Trump’s Most Formidable Foe?
Mike Bloomberg, a real billionaire running against an alleged one, could be a very tough opponent.
Has anyone changed his or her mind about how to vote in the 2020 presidential election because of the impeachment hearings? Here in Wisconsin, one of the few pivotal states that will determine if President Trump gets re-elected by the electoral college, I haven’t heard a single change of mind.
Mostly, people here seemed bored or indifferent to the impeachment process. They know the highly divisive chief executive will still be in office when and if the U.S. Senate finishes its trial.
They know the real decision will be made next November by the voters, not by the politicians. They know that lots more revelations will come out during the campaign. They know that here will be hundreds more Twitter messages from the Oval Office between now and then. They know they hear will nothing very insightful from incumbent politicians who are indentured to their party lines. They know that macro forces and events in the country and the world could change the political equations drastically during the next ten months.
A lot of the hesitation to leap to judgement stems from the indecision in the Democratic Party on who is going to take on our commander in chief. Until the Democrats leaders stumble to a nomination, the all-important swing voters will keep their powder dry.

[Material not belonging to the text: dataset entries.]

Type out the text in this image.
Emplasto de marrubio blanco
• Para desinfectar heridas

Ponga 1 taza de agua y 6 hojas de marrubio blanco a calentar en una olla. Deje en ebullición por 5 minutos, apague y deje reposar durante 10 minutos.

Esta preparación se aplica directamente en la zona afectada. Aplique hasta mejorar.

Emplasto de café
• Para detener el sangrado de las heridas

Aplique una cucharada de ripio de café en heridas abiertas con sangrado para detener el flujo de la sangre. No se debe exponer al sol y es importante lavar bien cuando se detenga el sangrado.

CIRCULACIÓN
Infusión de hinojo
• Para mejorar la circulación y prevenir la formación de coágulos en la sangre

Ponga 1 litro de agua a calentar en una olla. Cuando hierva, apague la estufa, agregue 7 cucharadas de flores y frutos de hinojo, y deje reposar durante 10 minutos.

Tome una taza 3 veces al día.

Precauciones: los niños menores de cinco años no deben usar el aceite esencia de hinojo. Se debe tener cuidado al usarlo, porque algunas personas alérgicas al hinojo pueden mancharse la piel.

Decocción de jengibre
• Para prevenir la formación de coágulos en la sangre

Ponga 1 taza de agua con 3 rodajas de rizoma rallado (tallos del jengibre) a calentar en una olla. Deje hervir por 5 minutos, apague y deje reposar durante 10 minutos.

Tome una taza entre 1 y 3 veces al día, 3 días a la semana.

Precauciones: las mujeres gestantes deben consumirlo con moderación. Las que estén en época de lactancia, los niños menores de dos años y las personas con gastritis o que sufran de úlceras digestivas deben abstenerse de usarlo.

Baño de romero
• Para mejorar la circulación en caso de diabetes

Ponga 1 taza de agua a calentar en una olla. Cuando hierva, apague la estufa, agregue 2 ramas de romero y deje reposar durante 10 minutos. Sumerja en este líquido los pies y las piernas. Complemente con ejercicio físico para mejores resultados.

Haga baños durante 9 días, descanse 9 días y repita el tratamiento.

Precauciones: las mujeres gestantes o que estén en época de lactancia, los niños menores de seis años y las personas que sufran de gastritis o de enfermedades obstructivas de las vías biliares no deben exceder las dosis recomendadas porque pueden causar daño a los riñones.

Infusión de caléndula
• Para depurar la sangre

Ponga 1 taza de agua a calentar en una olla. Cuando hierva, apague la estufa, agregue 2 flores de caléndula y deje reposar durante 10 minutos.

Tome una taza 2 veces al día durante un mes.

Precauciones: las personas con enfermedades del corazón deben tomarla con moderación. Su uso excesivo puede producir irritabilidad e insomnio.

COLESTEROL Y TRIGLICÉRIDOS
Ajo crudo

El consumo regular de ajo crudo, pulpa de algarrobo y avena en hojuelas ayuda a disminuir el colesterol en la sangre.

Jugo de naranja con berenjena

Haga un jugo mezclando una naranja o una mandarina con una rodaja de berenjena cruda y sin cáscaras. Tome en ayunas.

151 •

They are the ones who will make the difference on where the state’s ten electoral votes end up. A plurality in this state rules. Victory by one vote, even if not a majority, wins the ten votes.
Peggy Noonan, former speech writer for Ronald Reagan and one of the country’s most experienced columnists, argues that the Democrat lurch to the left is far more determinative than the impeachment.
She wrote Saturday in the Wall Street Journal: “The left is turning Donald Trump into a savior. He was not a savior before AOC (Rep. Alexandria Ocasio-Cortez). He was not a savior before Elizabeth (Warren) and Bernie (Sanders) said they’d ban your health insurance.”
Trump is running about dead even in the Marquette poll with Joe Biden, Warren, Sanders and Pete Butgieg, which is scary for both sides. Is there a Democratic candidate who can break from the pack?
The most likely is Michael Bloomberg, who was in Milwaukee Saturday. The former mayor of New York in more pragmatic and nonpartisan than those in the pack. Like Trump, he has switched parties to get elected. He was a Republican during his three terms as New York mayor.
Trump flipped between the parties, too. He is unpredictable, but by now we know he is.
There are many unknowns about Bloomberg’s candidacy. Can a New York billionaire peel off votes from the narrow undecided middle? Can he appeal to Wisconsin farmers, who have been beat up under Trump’s tariff wars? Can he pick up votes from educated suburban women who went for Trump in 2016 and are now defecting from his base?
Can Bloomberg reassure resentful white men who support Trump because they love what’s happened to their 401k accounts? To keep the economy moving, they may prefer a self-made billionaire to a dubious billionaire, a trust fund heir who has bankrupted a half dozen companies.
During his Wisconsin out-reach, it became clear that Bloomberg will be Trump’s most formidable foe. Even if he doesn’t win the state’s or national Democratic primary, he said he will keep his campaign offices open to help defeat Trump.
Bloomberg is tough enough to deal with the Trump insults. His policy positions stand in stark contrast to the president’s. The New Yorker, for example, has worked to mitigate climate change and has taken on the NRA to lower gun violence. He’s for Medicare for all who are uncovered a middle road. Trump has no major position on the uninsured.
It’s going to be a helluva fight.
And we Badgers have front row seats.